As Erica, who was also there, reported— McGinn announced his goal to make walking, biking, and transit the easiest ways to travel in Seattle, but was notably quiet about the ways in which that massive undertaking will be funded.
As McGinn spoke about revamping the Transit Master Plan, moving forward on the Nickerson road diet, and reaching out to a diverse cross-section of Seattle with town halls and meetings, I couldn't help but draw parallels between Seattle and our northern neighbor, Vancouver, B.C.
Vancouver has similar goals as Seattle to reduce driving and increase the number of trips made by bicycle (Vancouver's goal: increase from 3.7 percent to 10. Seattle's: triple current ridership, putting us close to 10 percent).
Like Seattle, Vancouver has plans to significantly increase bike-lane and bike trail mileage and put roads on "road diets" to give preference to reduce travel in single-occupancy vehicles and make nonmotorized transportation safer.

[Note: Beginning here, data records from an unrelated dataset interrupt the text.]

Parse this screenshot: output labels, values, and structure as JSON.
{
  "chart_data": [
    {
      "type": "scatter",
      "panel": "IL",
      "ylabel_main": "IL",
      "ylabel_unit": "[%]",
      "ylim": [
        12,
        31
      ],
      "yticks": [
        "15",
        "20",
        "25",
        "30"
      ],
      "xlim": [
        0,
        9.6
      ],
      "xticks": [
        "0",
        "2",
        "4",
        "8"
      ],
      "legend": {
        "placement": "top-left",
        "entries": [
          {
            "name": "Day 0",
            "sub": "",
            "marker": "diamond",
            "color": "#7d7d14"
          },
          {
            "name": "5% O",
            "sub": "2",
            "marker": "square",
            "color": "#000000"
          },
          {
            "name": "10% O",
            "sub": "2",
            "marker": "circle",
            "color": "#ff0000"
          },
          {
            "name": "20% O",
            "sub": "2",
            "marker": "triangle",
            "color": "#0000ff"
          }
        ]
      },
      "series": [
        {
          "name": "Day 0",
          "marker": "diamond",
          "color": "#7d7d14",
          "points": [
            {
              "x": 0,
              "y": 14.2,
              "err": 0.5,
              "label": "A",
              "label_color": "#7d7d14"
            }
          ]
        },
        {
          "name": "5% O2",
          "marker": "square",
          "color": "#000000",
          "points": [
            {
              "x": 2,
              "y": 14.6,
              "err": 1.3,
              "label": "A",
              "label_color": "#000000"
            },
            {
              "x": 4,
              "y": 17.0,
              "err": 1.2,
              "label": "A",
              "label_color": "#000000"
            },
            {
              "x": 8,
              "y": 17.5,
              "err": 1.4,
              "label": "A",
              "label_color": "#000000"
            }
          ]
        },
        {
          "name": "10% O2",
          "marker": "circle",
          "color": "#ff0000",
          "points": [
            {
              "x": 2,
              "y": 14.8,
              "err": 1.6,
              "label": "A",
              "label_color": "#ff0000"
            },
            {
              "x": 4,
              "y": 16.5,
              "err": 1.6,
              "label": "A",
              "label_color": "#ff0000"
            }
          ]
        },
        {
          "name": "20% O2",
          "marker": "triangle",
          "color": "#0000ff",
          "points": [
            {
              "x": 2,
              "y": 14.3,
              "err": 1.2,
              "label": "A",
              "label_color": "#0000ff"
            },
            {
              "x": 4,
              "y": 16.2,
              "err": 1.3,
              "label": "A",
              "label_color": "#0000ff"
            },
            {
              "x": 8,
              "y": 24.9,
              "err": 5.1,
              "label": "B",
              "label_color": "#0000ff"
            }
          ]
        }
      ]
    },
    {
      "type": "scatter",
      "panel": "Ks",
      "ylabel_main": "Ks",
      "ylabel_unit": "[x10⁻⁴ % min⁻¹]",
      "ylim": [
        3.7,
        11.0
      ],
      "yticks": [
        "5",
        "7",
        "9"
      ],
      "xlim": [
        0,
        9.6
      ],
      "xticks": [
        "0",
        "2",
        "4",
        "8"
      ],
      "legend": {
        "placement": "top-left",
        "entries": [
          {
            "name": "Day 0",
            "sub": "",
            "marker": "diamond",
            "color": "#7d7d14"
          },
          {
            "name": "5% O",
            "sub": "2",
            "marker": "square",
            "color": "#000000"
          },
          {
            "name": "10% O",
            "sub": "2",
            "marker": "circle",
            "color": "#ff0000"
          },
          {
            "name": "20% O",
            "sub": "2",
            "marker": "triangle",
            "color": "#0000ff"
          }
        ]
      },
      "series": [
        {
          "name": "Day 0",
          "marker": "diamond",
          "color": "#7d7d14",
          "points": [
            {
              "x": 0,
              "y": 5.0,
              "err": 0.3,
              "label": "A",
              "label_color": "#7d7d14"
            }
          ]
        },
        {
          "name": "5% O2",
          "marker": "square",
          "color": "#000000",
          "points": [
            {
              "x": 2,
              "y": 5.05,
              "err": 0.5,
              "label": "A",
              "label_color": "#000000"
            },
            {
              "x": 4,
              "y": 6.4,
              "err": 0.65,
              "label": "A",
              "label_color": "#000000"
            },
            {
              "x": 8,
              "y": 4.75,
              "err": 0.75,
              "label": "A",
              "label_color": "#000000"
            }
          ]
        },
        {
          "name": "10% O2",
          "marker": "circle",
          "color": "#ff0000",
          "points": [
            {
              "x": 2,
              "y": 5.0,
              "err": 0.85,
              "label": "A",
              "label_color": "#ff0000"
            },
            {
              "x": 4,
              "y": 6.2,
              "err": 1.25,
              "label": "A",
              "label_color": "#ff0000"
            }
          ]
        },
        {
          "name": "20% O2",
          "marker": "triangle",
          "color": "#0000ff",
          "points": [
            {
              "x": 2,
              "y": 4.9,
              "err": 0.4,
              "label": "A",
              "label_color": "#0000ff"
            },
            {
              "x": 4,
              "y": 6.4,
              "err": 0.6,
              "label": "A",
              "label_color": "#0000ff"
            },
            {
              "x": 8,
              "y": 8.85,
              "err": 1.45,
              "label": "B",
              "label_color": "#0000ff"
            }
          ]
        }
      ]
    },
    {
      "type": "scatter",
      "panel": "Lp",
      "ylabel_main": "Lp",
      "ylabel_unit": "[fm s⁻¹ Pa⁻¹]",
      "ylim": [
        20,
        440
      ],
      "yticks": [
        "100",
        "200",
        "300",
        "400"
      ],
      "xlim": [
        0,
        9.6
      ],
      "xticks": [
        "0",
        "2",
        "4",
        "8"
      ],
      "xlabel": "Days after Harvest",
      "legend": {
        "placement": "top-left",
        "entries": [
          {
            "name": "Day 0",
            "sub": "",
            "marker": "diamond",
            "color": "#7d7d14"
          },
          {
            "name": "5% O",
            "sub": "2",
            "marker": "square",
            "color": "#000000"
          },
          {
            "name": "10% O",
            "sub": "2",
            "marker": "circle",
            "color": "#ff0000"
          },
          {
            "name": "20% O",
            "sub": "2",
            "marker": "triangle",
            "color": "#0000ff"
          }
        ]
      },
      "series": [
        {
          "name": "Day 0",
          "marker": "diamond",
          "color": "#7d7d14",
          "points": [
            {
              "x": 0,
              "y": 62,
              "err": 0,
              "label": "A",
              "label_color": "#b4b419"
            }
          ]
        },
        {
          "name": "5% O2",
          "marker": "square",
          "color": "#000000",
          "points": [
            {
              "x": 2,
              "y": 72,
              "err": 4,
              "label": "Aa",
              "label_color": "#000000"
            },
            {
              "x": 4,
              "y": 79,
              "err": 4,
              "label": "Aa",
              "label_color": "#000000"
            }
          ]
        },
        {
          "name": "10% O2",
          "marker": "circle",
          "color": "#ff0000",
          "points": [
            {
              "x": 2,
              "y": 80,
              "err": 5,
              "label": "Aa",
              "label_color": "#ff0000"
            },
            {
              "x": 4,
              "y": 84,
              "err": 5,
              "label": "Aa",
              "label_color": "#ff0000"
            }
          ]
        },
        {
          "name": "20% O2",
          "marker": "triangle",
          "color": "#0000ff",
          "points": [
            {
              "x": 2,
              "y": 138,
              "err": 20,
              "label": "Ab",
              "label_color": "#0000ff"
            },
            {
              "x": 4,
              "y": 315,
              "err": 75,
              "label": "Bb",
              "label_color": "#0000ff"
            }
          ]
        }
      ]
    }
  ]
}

Very much unlike Seattle, however, Vancouver just approved a $25 million, two-year funding measure to improve its bike infrastructure and to kick-start work on a 10-year cycling master plan. The city is drawing funding from it's 3-year Capital plan, several regional and federal funding sources, and new levies.
It is of course unfair to compare Vancouver's funding one-to-one with Seattle's lack thereof. For one, Vancouver's budget deficit is less than $30 million, a fraction of Seattle's project $120 million deficit. Nonetheless, Vancouver is backing up their ambitious goal with a generous boost in funding. Seattle's Bike Master Plan faces a 70 percent funding shortfall and the Pedestrian Master Plan's situation is even grimmer.
My intent in drawing comparisons between Vancouver and Seattle is not to suggest that McGinn's Walk Bike Ride initiative is some empty attempt to garner political will or that there's no hope for funding it. The Mayor has proven himself to be a proponent of cyclists, pedestrians, and transit-users with vocal support of transit expansion on the campaign trail, appearances at Missing Link rallies, and with today's announcement. McGinn has, in fact, sought out ways to fund the BMP and PMP such as a proposed $20 vehicle license fee.
But, it's hard not to be a little worried (and skeptical) about the prospect of getting the $30 million the Streets For All Seattle campaign says we'd need to fund bikes, peds, and transit this year. And yesterday's total silence on the issue did little to assuage those concerns.
Ultimately the decision to increase bike, pedestrian, and transit funding lies in the hands of the city council. Hopefully our council, like Vancouver's did, recognizes that funding alternative modes of transportation is not only intelligent, healthy, and environmentally sound; it's a politically-savvy move that meets the needs and demands of many people in the city.